É difícil quando pessoas que a gente admira passam deste plano para outro.
Ontem foi atípico, como se um tornado invisível tivesse abalroado esses conhecidos mais sensíveis ao desgoverno do mundo. Alguns estavam aqui na nossa frente, de carne e osso. Outros, na nossa frente via ondas eletromagnéticas. Todos expostos, expressando seus pensamentos e sentimentos. E nós, desatentos, na maioria das vezes, apenas consumindo.
Ontem também, por acaso, eu estava assistindo um documentário sobre a grande seca das planícies norte americanas nos anos 30, conhecida pelos enormes Dust Bowls que formava. Um relato rápido dentro do 2º episódio me deixou intrigado, especialmente ontem.
Boise City ficava no centro geográfico da seca e das tempestades de poeira. A cidade havia sido o epicentro de uma campanha para exploração da agricultura na região a partir da 2ª metade dos anos 1920. Depois de alguns anos de sucesso, a chuva parou de vir em 1931. Nos primeiros anos, a pessoas achavam que a seca iria passar. Durou 10 anos.
Em 1934, incessantes e cada vez mais violentas tempestades de poeira fizeram negócios falir, famílias perderem suas terras, crianças morrerem com doenças respiratórias. Alguns se suicidaram na falta de esperança pela bonanza que nunca voltava.
Um dos negócios que iria fechar as portas era o cinema Palace Theatre, no centro de Boise. Quando foi anunciado o fechamento, a população se mobilizou para que continuasse aberto. O cinema era a única fonte de desafogo para a miséria, desesperança e o sofrimento das pessoas; uma válvula de escape, um ponto de encontro e de apoio mútuo.
O que me intrigou foi: porquê as pessoas só se deram conta da importância do cinema quando ele estava prestes a fechar?
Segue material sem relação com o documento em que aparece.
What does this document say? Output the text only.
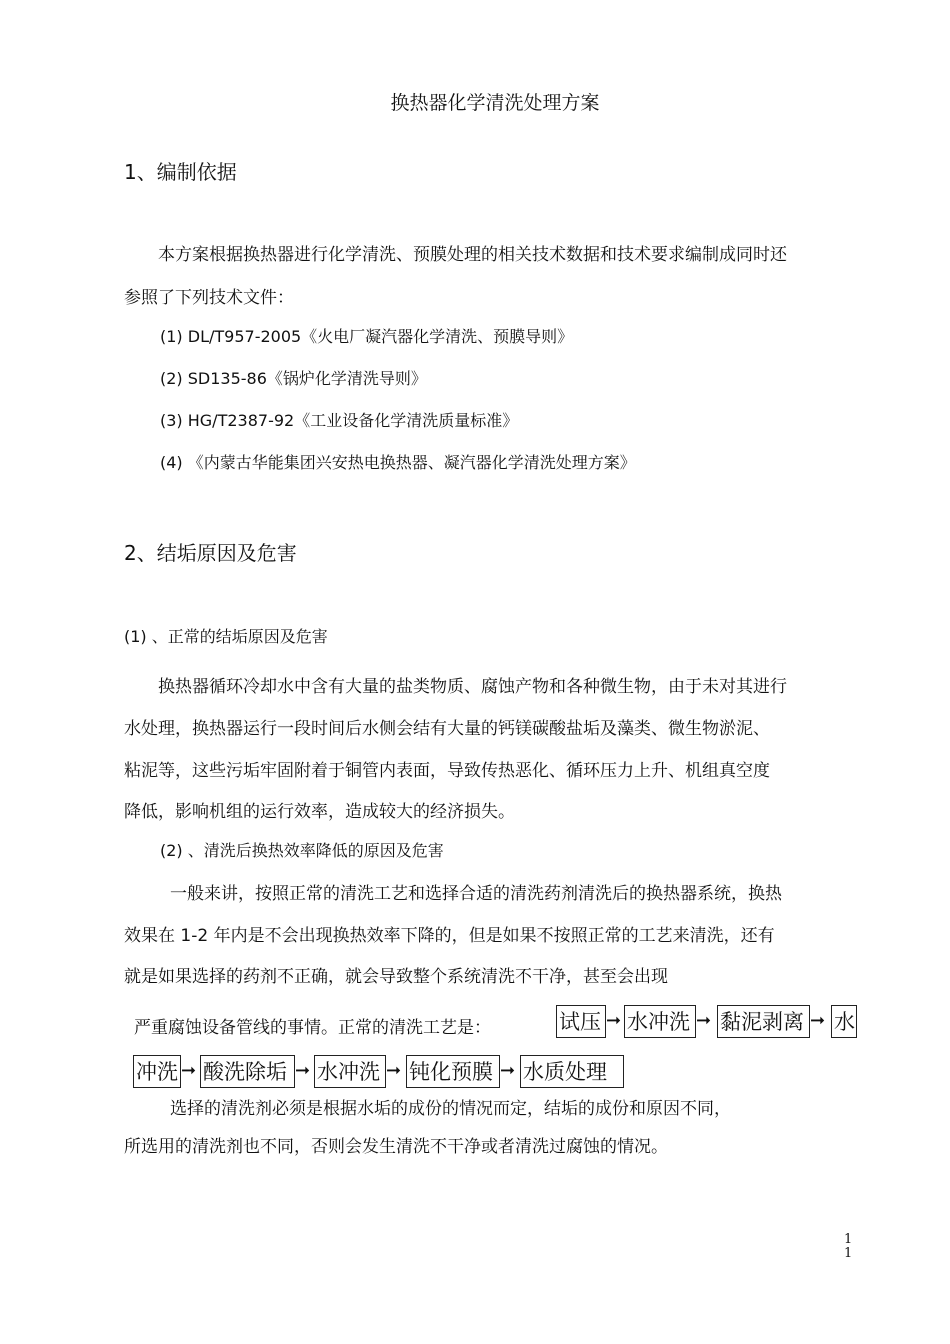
换热器化学清洗处理方案
1、编制依据
本方案根据换热器进行化学清洗、预膜处理的相关技术数据和技术要求编制成同时还
参照了下列技术文件：
(1) DL/T957-2005《火电厂凝汽器化学清洗、预膜导则》
(2) SD135-86《锅炉化学清洗导则》
(3) HG/T2387-92《工业设备化学清洗质量标准》
(4) 《内蒙古华能集团兴安热电换热器、凝汽器化学清洗处理方案》
2、结垢原因及危害
(1) 、正常的结垢原因及危害
换热器循环冷却水中含有大量的盐类物质、腐蚀产物和各种微生物，由于未对其进行
水处理，换热器运行一段时间后水侧会结有大量的钙镁碳酸盐垢及藻类、微生物淤泥、
粘泥等，这些污垢牢固附着于铜管内表面，导致传热恶化、循环压力上升、机组真空度
降低，影响机组的运行效率，造成较大的经济损失。
(2) 、清洗后换热效率降低的原因及危害
一般来讲，按照正常的清洗工艺和选择合适的清洗药剂清洗后的换热器系统，换热
效果在 1-2 年内是不会出现换热效率下降的，但是如果不按照正常的工艺来清洗，还有
就是如果选择的药剂不正确，就会导致整个系统清洗不干净，甚至会出现
严重腐蚀设备管线的事情。正常的清洗工艺是：	试压 ➞ 水冲洗 ➞ 黏泥剥离 ➞ 水
冲洗 ➞ 酸洗除垢 ➞ 水冲洗 ➞ 钝化预膜 ➞ 水质处理
选择的清洗剂必须是根据水垢的成份的情况而定，结垢的成份和原因不同，
所选用的清洗剂也不同，否则会发生清洗不干净或者清洗过腐蚀的情况。
1
1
O Dust Bowl foi o resultado de exploração desenfreada da terra, da ganância acima do senso de comunidade, sem se preocupar com os efeitos no ecossistema, sem se preocupar com tudo ao seu redor. Foi fruto do pensamento que só a economia, a bonanza, nos governa; que os meios de produção são como deuses a serem reverenciados. Esse mesmo pensamento já estava afundando a economia norte-americana na Grande Depressão de 1929. Esse mesmo pensamento governa o mundo ultimamente, onde artistas são vagabundos, aquecimento global é fake news, a terra é plana e o agronegócio, a bala e escola sem partido alienam pessoas.
Nossos conhecidos que se foram ontem – André Sakr, Luke Perry, Keith Flint – se juntam a outros que faleceram recentemente, como o fanzineiro, designer e guitarrista da Pale Sunday, Sineval Almeida; e o jornalista Paulo Cavalcanti. Esses conhecidos eram o cinema para onde a gente ia. Agora eles fecharam.
Em alguns casos, talvez a gente pudesse ter se mobilizado. Em outros, não. De qualquer forma, me pergunto se frequentamos o cinema com a devida frequência. Ou, em que momento deixamos de nos preocupar com coisas tão fundamentais como a presença do outro, o que ele tem para falar; e passamos a nos preocupar apenas em arar nosso quintal, pouco se importando com a tempestade que estamos formando no horizonte.
Uma coisa mais: a partida dos que estavam mais próximos me deixam mais triste. Não pretendo comparar; todos vão fazer falta. Mas André, Paulo e Sineval estavam aqui do nosso lado, produziram zines, textos, desenhos, músicas, festas e momentos de alegria.
Eu queria ver mais postagens, mais artigos sobre quem eram estes gênios desconhecidos. Digo isso porquê boa parte de nós, você que está aí lendo, também já foi ou ainda é esse cinema de Boise City. E quando essa nuvem negra vai se aproximando, você se pergunta aonde estão as mãos, os sorrisos, os encontros que te fazem forte?